Il ricorso inoltre ricordava inoltre che era consentito il sequestro di beni provenienti dall'investimento di denaro illecitamente acquisito.

Le soluzioni giuridiche

La Cassazione ha accolto il ricorso, con una motivazione certo non analitica né particolarmente chiara.

Per quanto è dato di comprendere, secondo la suprema Corte la sottoposizione a vincolo dell'immobile deriverebbe dalla circostanza che lo stesso andrebbe qualificato come cosa pertinente al reato e ciò in considerazione del fatto che il bene – profilo erroneamente non preso in adeguata considerazione dal giudice di merito – era stato ristrutturato con denaro proveniente dalle distrazioni consumate ai danni della società fallita.
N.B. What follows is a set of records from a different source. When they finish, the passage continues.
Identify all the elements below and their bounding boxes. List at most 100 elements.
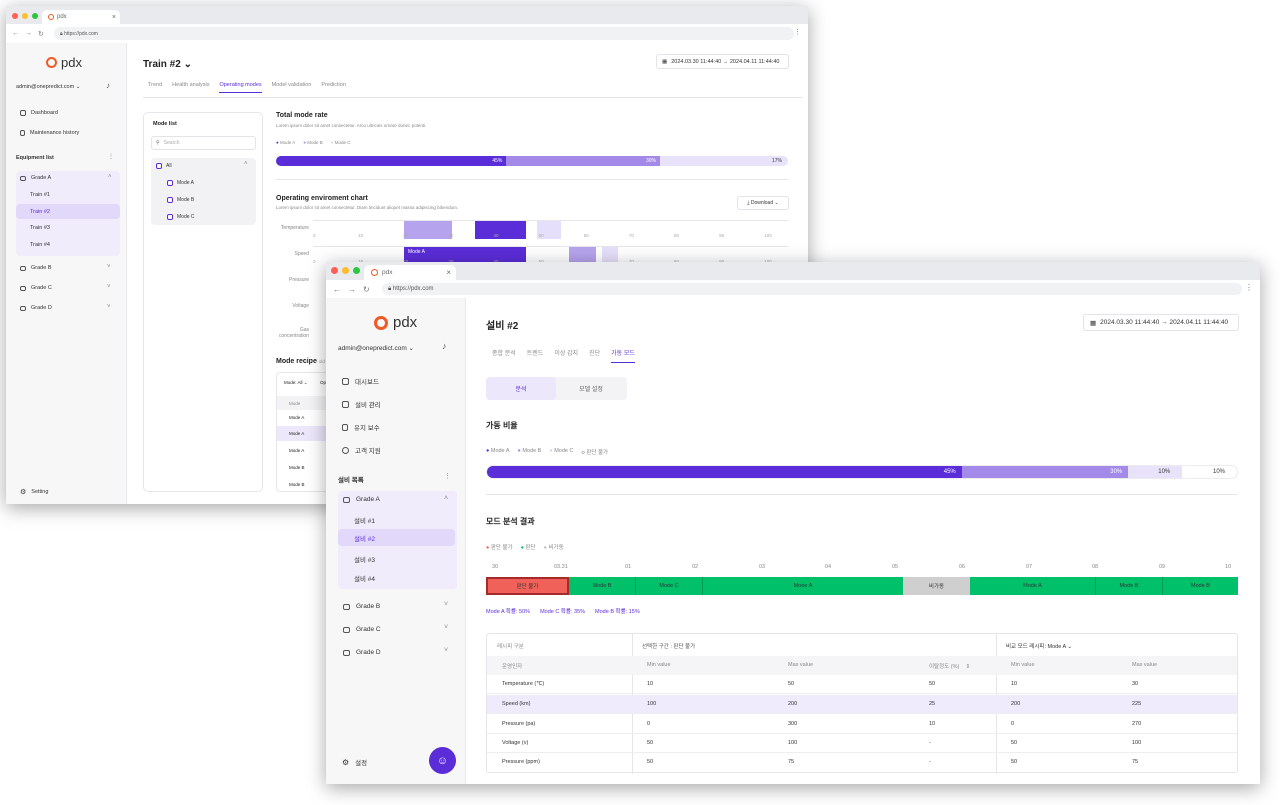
chevron-down-icon[interactable]: ˅ — [444, 647, 449, 654]
table-row[interactable]: Pressure (pa) 0 300 10 0 270 — [487, 715, 1237, 734]
window-controls[interactable] — [331, 267, 360, 274]
more-icon[interactable]: ⋮ — [444, 473, 451, 480]
back-icon[interactable]: ← — [12, 30, 19, 37]
setting-link[interactable]: ⚙ Setting — [20, 488, 48, 496]
tab-health-analysis[interactable]: Health analysis — [172, 82, 210, 88]
nav-equipment[interactable]: 설비 관리 — [342, 399, 381, 409]
grade-a-toggle[interactable]: Grade A — [343, 496, 380, 503]
mode-c-checkbox[interactable]: Mode C — [167, 214, 195, 220]
train-item[interactable]: Train #3 — [30, 225, 50, 231]
table-row[interactable]: Voltage (v) 50 100-50 100 — [487, 734, 1237, 753]
tab-overview[interactable]: 종합 분석 — [492, 351, 516, 357]
tab-trend[interactable]: 트렌드 — [526, 351, 544, 357]
prob-mode-b[interactable]: Mode B 확률: 15% — [595, 609, 640, 615]
grade-c-toggle[interactable]: Grade C — [343, 626, 381, 633]
user-menu[interactable]: admin@onepredict.com ⌄ — [16, 84, 81, 90]
forward-icon[interactable]: → — [348, 284, 356, 294]
prob-mode-a[interactable]: Mode A 확률: 50% — [486, 609, 531, 615]
chevron-down-icon[interactable]: ˅ — [444, 624, 449, 631]
logo[interactable]: pdx — [374, 314, 417, 331]
timeline-segment-mode-c[interactable]: Mode C — [636, 577, 703, 595]
recipe-row[interactable]: Mode A — [289, 415, 305, 420]
train-item[interactable]: Train #1 — [30, 192, 50, 198]
recipe-row[interactable]: Mode B — [289, 465, 305, 470]
user-menu[interactable]: admin@onepredict.com ⌄ — [338, 345, 415, 352]
more-icon[interactable]: ⋮ — [108, 154, 114, 160]
table-row-highlighted[interactable]: Speed (km) 100 200 25 200 225 — [487, 695, 1237, 714]
chevron-up-icon[interactable]: ˄ — [244, 161, 248, 167]
nav-dashboard[interactable]: Dashboard — [20, 110, 58, 116]
forward-icon[interactable]: → — [25, 30, 32, 37]
download-button[interactable]: ⤓ Download ⌄ — [737, 196, 789, 210]
train-item[interactable]: Train #4 — [30, 242, 50, 248]
chevron-up-icon[interactable]: ˄ — [108, 174, 112, 180]
mode-all-checkbox[interactable]: All — [156, 163, 172, 169]
window-controls[interactable] — [12, 13, 38, 19]
col-deviation-sort[interactable]: 이탈정도 (%) ⇕ — [929, 664, 971, 670]
equipment-item-selected[interactable]: 설비 #2 — [338, 529, 455, 546]
grade-d-toggle[interactable]: Grade D — [20, 305, 52, 311]
compare-recipe-dropdown[interactable]: 비교 모드 레시피: Mode A ⌄ — [1006, 644, 1073, 650]
nav-dashboard[interactable]: 대시보드 — [342, 376, 379, 386]
close-tab-icon[interactable]: × — [111, 13, 116, 21]
equipment-item[interactable]: 설비 #3 — [354, 557, 375, 564]
chevron-down-icon[interactable]: ˅ — [444, 601, 449, 608]
grade-a-toggle[interactable]: Grade A — [20, 175, 51, 181]
nav-maintenance-history[interactable]: Maintenance history — [20, 130, 79, 136]
equipment-item[interactable]: 설비 #1 — [354, 518, 375, 525]
bell-icon[interactable]: ♪ — [442, 341, 447, 351]
timeline-segment-mode-b[interactable]: Mode B — [1096, 577, 1163, 595]
mode-search-input[interactable]: ⚲ Search — [151, 136, 256, 150]
table-row[interactable]: Temperature (℃) 10 50 50 10 30 — [487, 675, 1237, 694]
close-dot[interactable] — [331, 267, 338, 274]
sub-tab-analysis[interactable]: 분석 — [486, 377, 556, 400]
close-tab-icon[interactable]: × — [446, 268, 451, 277]
browser-menu-icon[interactable]: ⋮ — [1245, 283, 1253, 292]
tab-prediction[interactable]: Prediction — [321, 82, 346, 88]
reload-icon[interactable]: ↻ — [363, 284, 370, 294]
chevron-down-icon[interactable]: ˅ — [107, 304, 111, 310]
grade-b-toggle[interactable]: Grade B — [343, 603, 380, 610]
url-field[interactable]: 🔒︎ https://pdx.com — [54, 27, 794, 40]
maximize-dot[interactable] — [32, 13, 38, 19]
logo[interactable]: pdx — [46, 55, 82, 70]
timeline-segment-idle[interactable]: 비가동 — [903, 577, 970, 595]
recipe-row[interactable]: Mode A — [289, 448, 305, 453]
date-range-picker[interactable]: ▦ 2024.03.30 11:44:40 → 2024.04.11 11:44:… — [1083, 314, 1239, 331]
chevron-down-icon[interactable]: ˅ — [107, 264, 111, 270]
chevron-up-icon[interactable]: ˄ — [444, 495, 449, 502]
recipe-row-selected[interactable]: Mode A — [277, 426, 327, 441]
grade-c-toggle[interactable]: Grade C — [20, 285, 52, 291]
reload-icon[interactable]: ↻ — [38, 30, 44, 38]
nav-maintenance[interactable]: 유지 보수 — [342, 422, 380, 432]
setting-link[interactable]: ⚙ 설정 — [342, 757, 367, 768]
maximize-dot[interactable] — [353, 267, 360, 274]
tab-operating-mode[interactable]: 가동 모드 — [611, 348, 635, 363]
tab-model-validation[interactable]: Model validation — [271, 82, 312, 88]
mode-b-checkbox[interactable]: Mode B — [167, 197, 194, 203]
tab-trend[interactable]: Trend — [148, 82, 163, 88]
nav-support[interactable]: 고객 지원 — [342, 445, 381, 455]
back-icon[interactable]: ← — [333, 284, 341, 294]
browser-menu-icon[interactable]: ⋮ — [794, 29, 801, 36]
tab-diagnosis[interactable]: 진단 — [589, 351, 601, 357]
timeline-segment-mode-a[interactable]: Mode A — [970, 577, 1096, 595]
tab-operating-modes[interactable]: Operating modes — [219, 82, 262, 93]
close-dot[interactable] — [12, 13, 18, 19]
train-item-selected[interactable]: Train #2 — [16, 204, 120, 219]
timeline-segment-mode-b[interactable]: Mode B — [569, 577, 636, 595]
tab-anomaly[interactable]: 이상 감지 — [554, 351, 579, 357]
sub-tab-model-settings[interactable]: 모델 설정 — [579, 387, 603, 393]
mode-filter-dropdown[interactable]: Mode: All ⌄ — [284, 380, 308, 385]
table-row[interactable]: Pressure (ppm) 50 75-50 75 — [502, 759, 1139, 765]
browser-tab[interactable]: pdx × — [364, 265, 456, 280]
minimize-dot[interactable] — [342, 267, 349, 274]
equipment-item[interactable]: 설비 #4 — [354, 576, 375, 583]
timeline-segment-mode-a[interactable]: Mode A — [703, 577, 903, 595]
minimize-dot[interactable] — [22, 13, 28, 19]
grade-b-toggle[interactable]: Grade B — [20, 265, 51, 271]
timeline-segment-undetermined[interactable]: 판단 불가 — [486, 577, 569, 595]
chevron-down-icon[interactable]: ˅ — [107, 284, 111, 290]
timeline-segment-mode-b[interactable]: Mode B — [1163, 577, 1238, 595]
date-range-picker[interactable]: ▦ 2024.03.30 11:44:40 → 2024.04.11 11:44:… — [656, 54, 789, 69]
Tale circostanza infatti ha certo determinato un aumento del valore commerciale dell'immobile – come accade ogni qual volta uno stabile è oggetto di migliorie strutturali – e da ciò deriva l'insorgere di un legame fra il bene ed il reato di bancarotta posto che proprio l'utilizzo del provento di tale illecito ha consentito di accrescere il pregio dell'immobile in discorso.
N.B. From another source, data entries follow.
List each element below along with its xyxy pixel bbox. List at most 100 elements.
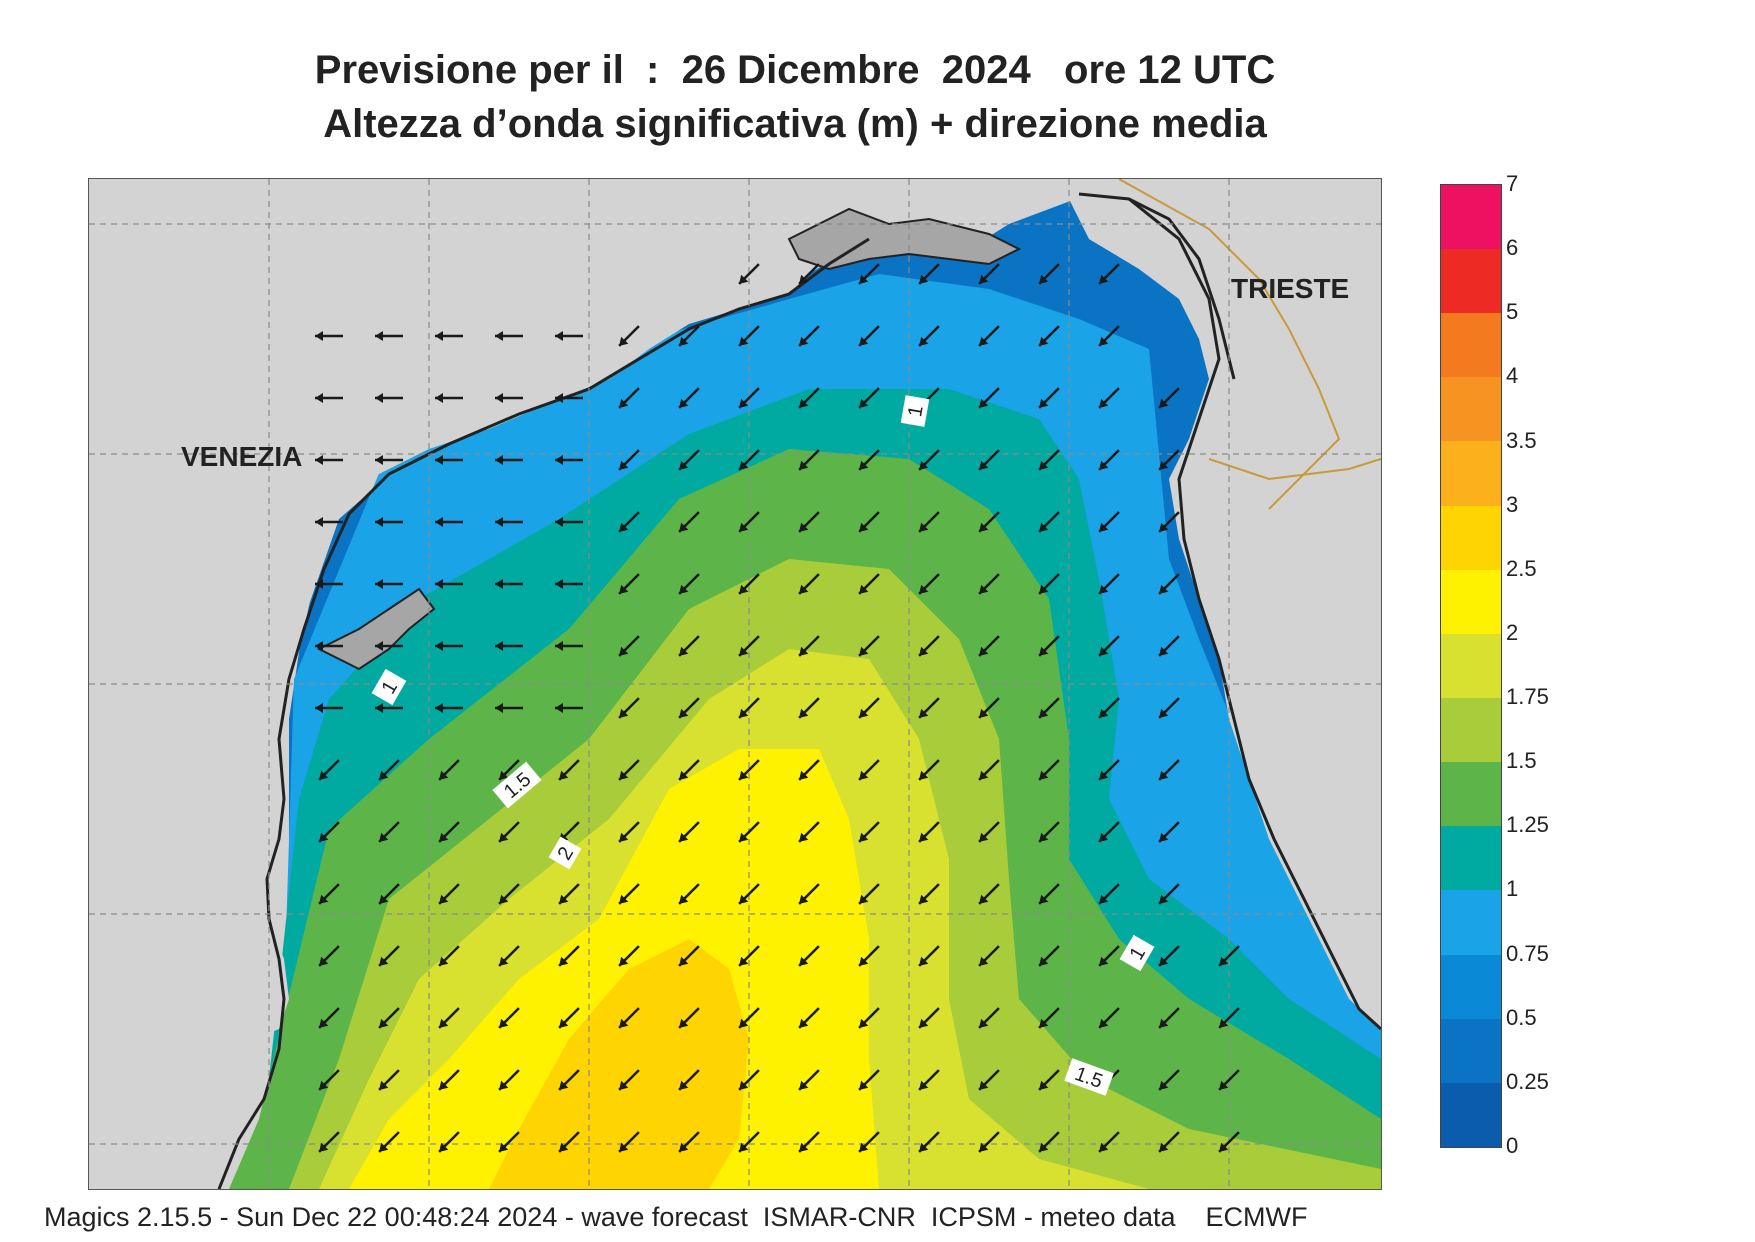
wave-direction-arrow — [1218, 1131, 1240, 1153]
wave-direction-arrow — [738, 759, 760, 781]
wave-direction-arrow — [1098, 387, 1120, 409]
wave-direction-arrow — [375, 331, 403, 341]
wave-direction-arrow — [1098, 1007, 1120, 1029]
legend-swatch — [1441, 633, 1501, 699]
country-border-south — [1208, 458, 1381, 481]
wave-direction-arrow — [1098, 945, 1120, 967]
wave-direction-arrow — [678, 325, 700, 347]
wave-direction-arrow — [438, 759, 460, 781]
gulf-of-trieste-coast — [1078, 192, 1236, 380]
wave-direction-arrow — [435, 641, 463, 651]
wave-direction-arrow — [558, 1007, 580, 1029]
legend-tick-label: 4 — [1506, 363, 1519, 389]
wave-direction-arrow — [1038, 1069, 1060, 1091]
wave-direction-arrow — [618, 511, 640, 533]
legend-tick-label: 2.5 — [1506, 555, 1537, 581]
wave-direction-arrow — [435, 703, 463, 713]
wave-direction-arrow — [678, 449, 700, 471]
wave-direction-arrow — [738, 511, 760, 533]
wave-direction-arrow — [558, 759, 580, 781]
legend-tick-label: 3 — [1506, 491, 1519, 517]
wave-direction-arrow — [315, 703, 343, 713]
wave-direction-arrow — [375, 579, 403, 589]
wave-direction-arrow — [918, 449, 940, 471]
legend-swatch — [1441, 890, 1501, 955]
wave-direction-arrow — [1098, 883, 1120, 905]
wave-direction-arrow — [618, 821, 640, 843]
wave-direction-arrow — [918, 1069, 940, 1091]
wave-direction-arrow — [438, 945, 460, 967]
legend-tick-label: 5 — [1506, 299, 1519, 325]
wave-direction-arrow — [1158, 1069, 1180, 1091]
legend-tick-label: 0 — [1506, 1133, 1519, 1158]
wave-direction-arrow — [798, 883, 820, 905]
wave-direction-arrow — [1218, 1007, 1240, 1029]
legend-tick-label: 2 — [1506, 619, 1519, 645]
wave-direction-arrow — [738, 697, 760, 719]
wave-direction-arrow — [555, 703, 583, 713]
wave-direction-arrow — [678, 1069, 700, 1091]
wave-direction-arrow — [858, 325, 880, 347]
legend-swatch — [1441, 377, 1501, 442]
wave-direction-arrow — [618, 1131, 640, 1153]
wave-direction-arrow — [798, 1007, 820, 1029]
wave-direction-arrow — [318, 1007, 340, 1029]
legend-tick-label: 1 — [1506, 876, 1519, 902]
wave-direction-arrow — [495, 455, 523, 465]
wave-direction-arrow — [375, 641, 403, 651]
wave-direction-arrow — [798, 821, 820, 843]
svg-text:1: 1 — [904, 404, 928, 419]
wave-direction-arrow — [498, 883, 520, 905]
wave-direction-arrow — [495, 579, 523, 589]
wave-direction-arrow — [978, 635, 1000, 657]
wave-direction-arrow — [558, 1131, 580, 1153]
wave-height-map: 1 1 1 1.5 1.5 2 VENEZIA TR — [88, 178, 1382, 1190]
wave-direction-arrow — [555, 641, 583, 651]
wave-direction-arrow — [435, 517, 463, 527]
wave-direction-arrow — [738, 1131, 760, 1153]
legend-swatch — [1441, 1082, 1501, 1147]
wave-direction-arrow — [978, 449, 1000, 471]
wave-direction-arrow — [738, 1007, 760, 1029]
variable-title: Altezza d’onda significativa (m) + direz… — [323, 102, 1267, 146]
graticule — [89, 179, 1381, 1189]
legend-tick-label: 0.75 — [1506, 940, 1549, 966]
wave-direction-arrow — [618, 635, 640, 657]
wave-direction-arrow — [738, 635, 760, 657]
wave-direction-arrow — [1098, 759, 1120, 781]
wave-direction-arrow — [498, 759, 520, 781]
wave-direction-arrow — [1038, 387, 1060, 409]
wave-direction-arrow — [858, 945, 880, 967]
legend-swatch — [1441, 505, 1501, 570]
wave-direction-arrow — [738, 1069, 760, 1091]
wave-direction-arrow — [1158, 449, 1180, 471]
wave-direction-arrow — [738, 945, 760, 967]
trieste-label: TRIESTE — [1231, 273, 1350, 304]
wave-direction-arrow — [858, 573, 880, 595]
wave-direction-arrow — [378, 1131, 400, 1153]
wave-direction-arrow — [1158, 387, 1180, 409]
wave-direction-arrow — [1098, 263, 1120, 285]
legend-swatch — [1441, 698, 1501, 763]
wave-direction-arrow — [555, 455, 583, 465]
wave-direction-arrow — [798, 449, 820, 471]
wave-direction-arrow — [618, 759, 640, 781]
wave-direction-arrow — [438, 821, 460, 843]
wave-direction-arrow — [618, 1007, 640, 1029]
wave-direction-arrow — [1218, 1069, 1240, 1091]
wave-direction-arrow — [978, 573, 1000, 595]
wave-direction-arrow — [918, 1007, 940, 1029]
wave-direction-arrow — [978, 697, 1000, 719]
wave-direction-arrow — [738, 263, 760, 285]
wave-direction-arrow — [618, 697, 640, 719]
wave-direction-arrow — [555, 331, 583, 341]
wave-direction-arrow — [678, 635, 700, 657]
wave-direction-arrow — [1038, 759, 1060, 781]
wave-direction-arrow — [738, 573, 760, 595]
wave-direction-arrow — [858, 1069, 880, 1091]
wave-direction-arrow — [555, 393, 583, 403]
wave-direction-arrow — [978, 883, 1000, 905]
wave-direction-arrow — [1038, 449, 1060, 471]
wave-direction-arrow — [1158, 883, 1180, 905]
land-istria — [1069, 179, 1381, 1029]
Tali considerazioni attinenti la concreta fattispecie posta all'esame della Cassazione giustificano poi il richiamo della Corte alla distinzione fra il corpo del reato, di cui all'art. 253 c.p.p. – laddove tale locuzione, attraverso l'ulteriore riferimento alla necessità per l'accertamento dei fatti, consente di sottoporre a sequestro solo quelle cose che hanno un nesso probatorio con il fatto per cui si procede – e cose pertinenti al reato, cui fa riferimento l'art. 321 c.p.p., nozione più ampia della precedente e che comprende non solo le cose sulle quali o a mezzo delle quali il reato fu commesso o che ne costituiscono il prezzo, il prodotto o il profitto ma anche quelle legate solo indirettamente alla fattispecie criminosa (Cass. pen., Sez. V, 28 maggio 2014, n. 26444), come il risultato della trasformazione del prodotto o del profitto del reato (Cass. pen., Sez. II, 18 ottobre 1999, n. 4587; Cass. pen., Sez. II, 11 giugno 2014, n. 30049).

Osservazioni

Come si è accennato all'inizio, la nozione di cosa pertinente al reato è ancora lontana dal pervenire ad una compiuta definizione e questo inevitabilmente si riflette sulla determinazione dello spettro applicativo della misura cautelare del sequestro preventivo. La tematica poi resa ancora più complessa dalla circostanza che il sequestro preventivo di cose pertinenti al reato è una misura cautelare confinante con il cosiddetto sequestro probatorio del corpo del reato e con il sequestro preventivo a fini di confisca, sicché diventa necessario anche operare una significativa distinzione fra questi provvedimenti ablatori.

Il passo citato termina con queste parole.